Sunday, July 5, 2009

again i have in my mind a raving post that positively dies wanting to be heard by people (the audacious exhibitionist!) and yearns to be recorded for all with eyes to see.

hence i am subjugated by the thoughts floating in the vast expanse that is my mind, and will throw myself prostrate at their feet, following any commands made to the utmost.

geez, that last paragraph was a bit heavy.

anyways, i LOOOOOOOOVE the drums on the Killer's Jenny Was A Friend Of Mine! so inspiring and stirring. just makes me feel like running to the nearest music store and purchasing a drum kit in the hopes that i can miraculously imitate such a brilliant drumming performance without prior training whatsoever.

sooo, in the general light of things, i've just finished my first semester of vet science. the course that i have been dreaming of entering since i was in sec 3. and though dramatic effect bades me to say something jaw-dropping like "and then i discovered, with complete horror yet slashed with a tinge of resignation, that this was not the career path i wish to pursue in future", the truth is that i really love it! to the ultimate degree, i daresay with a resolute sort of finality. even though i slept in lectures, skipped some even, left studying till the eleventh hour, this is exactly where i want to be, except probably without the self-hatred for not being hardworking enough. but one thing i realised is that i do not want to be mediocre at all in this course. this was my greatest wish when deciding on my career path, that i could work with animals, and i sure as hell do know now that i do not want to be a washed-up average student with washed-up average grades and nothing at all to prove.

so i hereby set a goal of studying hard next semester. of course i will make allowances for skipping classes i feel will not benefit me (and detractors will argue that i could keep giving myself more and more allowance until in the end, history will repeat itself) (but i argue that firstly, there is noone reading this right now so who are the said detractors? besides, i make this vow to myself only, and in breaking it, nobody would know, much less care) but in the vague, nebulous view of affairs, i will work harder and play less than in the 1st sem! and i will strive to get better results! i for one hate losing, and the competitive streak in me would like to express its view that everyone else can go (being very polite here) fly kite while it starts to kick some behinds.

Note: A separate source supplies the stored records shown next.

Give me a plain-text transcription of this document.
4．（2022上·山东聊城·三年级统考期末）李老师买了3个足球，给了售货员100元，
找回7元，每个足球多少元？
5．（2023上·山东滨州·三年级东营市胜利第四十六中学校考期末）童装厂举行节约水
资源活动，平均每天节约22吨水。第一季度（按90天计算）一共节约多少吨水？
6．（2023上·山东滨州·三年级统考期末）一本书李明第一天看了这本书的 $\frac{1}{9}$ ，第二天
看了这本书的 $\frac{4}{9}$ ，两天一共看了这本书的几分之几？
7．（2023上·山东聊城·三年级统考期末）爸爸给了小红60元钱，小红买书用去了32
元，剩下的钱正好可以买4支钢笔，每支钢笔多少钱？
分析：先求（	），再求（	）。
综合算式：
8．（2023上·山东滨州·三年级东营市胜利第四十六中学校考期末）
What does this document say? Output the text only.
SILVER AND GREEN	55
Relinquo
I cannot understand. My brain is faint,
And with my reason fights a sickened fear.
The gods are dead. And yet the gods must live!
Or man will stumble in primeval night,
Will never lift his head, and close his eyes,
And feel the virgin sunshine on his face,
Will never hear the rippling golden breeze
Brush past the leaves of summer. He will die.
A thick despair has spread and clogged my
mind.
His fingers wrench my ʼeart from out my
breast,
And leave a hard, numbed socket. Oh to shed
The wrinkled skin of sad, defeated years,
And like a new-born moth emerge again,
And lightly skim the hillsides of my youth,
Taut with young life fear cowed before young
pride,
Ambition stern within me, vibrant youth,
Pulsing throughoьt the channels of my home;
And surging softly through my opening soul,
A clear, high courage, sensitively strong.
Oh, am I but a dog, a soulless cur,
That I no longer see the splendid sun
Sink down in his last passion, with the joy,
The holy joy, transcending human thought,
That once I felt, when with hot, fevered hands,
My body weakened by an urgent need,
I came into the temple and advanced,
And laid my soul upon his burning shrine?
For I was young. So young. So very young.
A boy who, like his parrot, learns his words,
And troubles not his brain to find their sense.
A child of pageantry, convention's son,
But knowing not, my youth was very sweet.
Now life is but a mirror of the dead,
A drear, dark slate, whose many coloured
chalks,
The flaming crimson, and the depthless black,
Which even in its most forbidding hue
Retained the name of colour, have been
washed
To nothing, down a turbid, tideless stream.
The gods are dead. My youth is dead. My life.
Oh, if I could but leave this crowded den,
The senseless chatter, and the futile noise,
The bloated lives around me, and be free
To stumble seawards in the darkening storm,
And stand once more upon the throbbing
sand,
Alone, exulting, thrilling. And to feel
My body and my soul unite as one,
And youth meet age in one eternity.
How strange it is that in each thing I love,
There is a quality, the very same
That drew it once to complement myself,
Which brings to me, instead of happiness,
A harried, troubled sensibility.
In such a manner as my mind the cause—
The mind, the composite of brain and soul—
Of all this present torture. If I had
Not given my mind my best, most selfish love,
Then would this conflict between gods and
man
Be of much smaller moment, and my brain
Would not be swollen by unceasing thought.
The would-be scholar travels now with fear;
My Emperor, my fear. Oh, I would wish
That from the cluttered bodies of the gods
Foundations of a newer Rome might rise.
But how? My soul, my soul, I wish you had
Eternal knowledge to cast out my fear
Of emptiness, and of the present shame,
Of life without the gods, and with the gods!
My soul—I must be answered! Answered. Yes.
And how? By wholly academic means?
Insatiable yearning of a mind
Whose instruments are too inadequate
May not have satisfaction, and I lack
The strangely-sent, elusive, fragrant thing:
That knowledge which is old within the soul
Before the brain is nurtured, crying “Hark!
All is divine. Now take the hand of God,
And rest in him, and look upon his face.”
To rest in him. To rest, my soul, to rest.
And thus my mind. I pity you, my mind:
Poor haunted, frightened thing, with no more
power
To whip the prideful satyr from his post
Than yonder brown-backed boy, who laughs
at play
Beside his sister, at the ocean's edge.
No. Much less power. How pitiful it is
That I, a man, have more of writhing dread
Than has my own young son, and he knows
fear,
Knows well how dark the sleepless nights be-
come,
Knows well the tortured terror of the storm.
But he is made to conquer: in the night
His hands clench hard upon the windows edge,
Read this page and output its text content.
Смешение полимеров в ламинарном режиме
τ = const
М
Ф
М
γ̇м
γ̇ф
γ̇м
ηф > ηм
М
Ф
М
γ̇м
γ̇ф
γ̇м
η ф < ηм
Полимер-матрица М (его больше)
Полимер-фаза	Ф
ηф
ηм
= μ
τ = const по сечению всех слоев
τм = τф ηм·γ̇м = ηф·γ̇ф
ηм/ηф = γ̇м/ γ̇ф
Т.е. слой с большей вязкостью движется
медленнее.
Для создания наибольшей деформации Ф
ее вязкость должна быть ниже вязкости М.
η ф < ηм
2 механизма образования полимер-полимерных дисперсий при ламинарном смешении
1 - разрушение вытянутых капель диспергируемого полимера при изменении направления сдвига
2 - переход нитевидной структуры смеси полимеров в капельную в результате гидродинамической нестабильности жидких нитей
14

grand resolution thus made, i shall move on now.

today.

today was a sunday.

today was my second sunday back in singapore from melb for my winter break, went to orchard with benedict, walked around (even in the rain), ate and drank, chillaxed, lamented the lack of activities available in singapore for an exciting day out.

err day before was saturday.

day before was my first saturday yada yada yada, had a family bbq! met up with the cousins except yiting, who had (swine) flu (cos she's such a pig). feels good to be around them all again. aeryn and aeriel are growing up so fast, aeriel speaks quite a bit already and can even say Atlas' name (well, more like spit the sounds out into an ear-splitting shriek that sounds more or less something like 'Atlas'). and aeryn is well on her way to becoming singapore's most illustrious lawyer in the near future at the rate she's going. what a precocious child.

and before the day before today was friday.

which was spent with some of the GLC, minus ahmeng and hongyi who are living it up in china. we had lunch and plenty of fun at taka, and conquered far east plaza after that.

so that is the story of my life (well, at least the past few days of it). tmr's for driving and tuesday as well. then i'll be trying to get fit as well at the gym as much as i can. then comes the GLC stayover from wed to fri and hopefully a meal with the cousins over the weekend. this is as far as myopic ol' me can plan, and i shall take whatever fate and destiny decide to lob at me with gungho and a tenacious spirit of adventure.

but for now, what i plan to do in the immediate future is to hit the washroom (OKAAAY unnecessary details) and pop into bed.